El barco

  • Mi amigo Eduardo Pardo, experto en temas económicos – aunque su profesión es la de médico estomatólogo – insiste en que la gravedad de la situación que estamos pasando en nuestro país es achacable a la triste ineficacia y manifiesta incapacidad de gran parte de la clase política. Y la verdad es que vivimos “tempus horribilis” en los que al paro, los recortes, la pérdida de expectativas, la desilusión, el deterioro de las prestaciones, la desesperanza, la desconfianza y la tardanza en las soluciones, han transmutado nuestros ánimos, y entre “primas de riesgo”, que nos han tenido embelesados, la bolsa, que nos ha tenido mosqueados, y la falta de crédito en los bancos, que continúa sin aflorar por ningún sitio, cabe afirmar que nos han tocado vivir unos años difíciles de olvidar. Con toda probabilidad no retornaremos al tiempo próximo pasado en el que se llegó, en algunos casos, a atar los perros con longaniza. Y es que, si no ocurre un milagro, nos vemos advocados, con bastantes visos de probabilidad, a dar la razón a Jorge Manrique cuando escribía el famoso poema de que “cualquier tiempo pasado fue mejor”…
    Las incapacidades de respuestas de la ciudadanía de a pié ante las hipotecas, y sus pagos; las demandas de trabajo, y los despidos; la imposibilidad creciente de atajar el paro juvenil, etc, etc, han agudizado la sensibilidad popular y, al día de hoy, los apoyos mayoritarios del partido en el gobierno, se debilitan por momentos. Los movimientos ciudadanos, el 15 M, la plataforma contra los desahucios, y tantos otros integrantes de las cofradías del descontento, insisten con slogans tales como “no hay pan para tanto chorizo”, “me falta mes para este sueldo”, etc. etc.

    Es verdad que estamos viviendo tiempos difíciles. Hacemos memoria y desde la “crisis del petróleo”, en los años setenta del siglo pasado, no recordamos otra parecida. Se han sumado muchas cosas, desde el desajuste de la economía americana hasta las imprevisiones o improvisaciones de los países de la Unión Europea. De cualquier modo el “caso” español se ha visto tocado por la famosa burbuja inmobiliaria, que a todos se nos antojaba “estallable”. Y para colmo la crisis financiera que, a resultas de la anterior, nos ha sumido en la mayor de las confusiones.
    Al 2013 todo el mundo le ve con desconfianza.
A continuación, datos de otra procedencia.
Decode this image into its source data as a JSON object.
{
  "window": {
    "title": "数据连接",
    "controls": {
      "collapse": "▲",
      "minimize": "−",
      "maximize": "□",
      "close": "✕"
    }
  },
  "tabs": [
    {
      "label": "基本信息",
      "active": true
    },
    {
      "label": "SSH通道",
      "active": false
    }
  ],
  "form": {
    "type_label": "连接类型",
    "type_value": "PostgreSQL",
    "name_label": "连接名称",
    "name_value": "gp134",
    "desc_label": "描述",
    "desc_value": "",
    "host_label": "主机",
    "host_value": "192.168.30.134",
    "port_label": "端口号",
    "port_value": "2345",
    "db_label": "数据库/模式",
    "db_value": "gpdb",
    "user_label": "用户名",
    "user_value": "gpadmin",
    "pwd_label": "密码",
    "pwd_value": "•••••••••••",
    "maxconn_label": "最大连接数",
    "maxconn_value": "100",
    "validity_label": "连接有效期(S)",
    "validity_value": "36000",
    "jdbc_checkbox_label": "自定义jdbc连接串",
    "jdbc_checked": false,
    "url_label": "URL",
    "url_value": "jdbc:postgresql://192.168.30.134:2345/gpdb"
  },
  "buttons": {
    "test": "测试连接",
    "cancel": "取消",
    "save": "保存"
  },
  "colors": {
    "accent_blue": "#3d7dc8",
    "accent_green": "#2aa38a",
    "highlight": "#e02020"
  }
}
No hay seguridad de que las medidas que se han llevado, y se están llevando a cabo en estos momentos por el estado español, resulten suficientes para calmar al ogro de los mercados y la terrible losa de los cinco millones de parados, ya casi seis, lo que ha puesto a nuestro país en el punto de mira del mundo. Y es que las desgracias nunca vienen solas.

    ¿Y qué podemos hacer? ¿Es la crisis tan grave como se está contando? ¿Hay salida cercana? ¿Qué pasa con “los eurobonos”, la intervención del banco central europeo, las políticas de reactivación económica…? Nos encontramos en una situación parecida a la de un barco, en el que un grupo de tripulantes se encuentran afanados, extenuados, echando carbón a las calderas… ¿A dónde va el barco? – les preguntamos – a lo que contestan con un significativo “¡No lo sé, no me da tiempo, estoy echando carbón!… La verdad es que tenemos la sensación de que no hay nada más desafortunado, inapropiado, o incluso estúpido, que lanzarse con la mayor eficacia en la dirección equivocada, o sin dirección prefijada y certera. Confiemos en el dicho popular de que “no hay mal que cien años dure” y de que la cosa tendrá que ir a mejor, porque ponerse peor ya no parece posible. ¡Menuda Historia!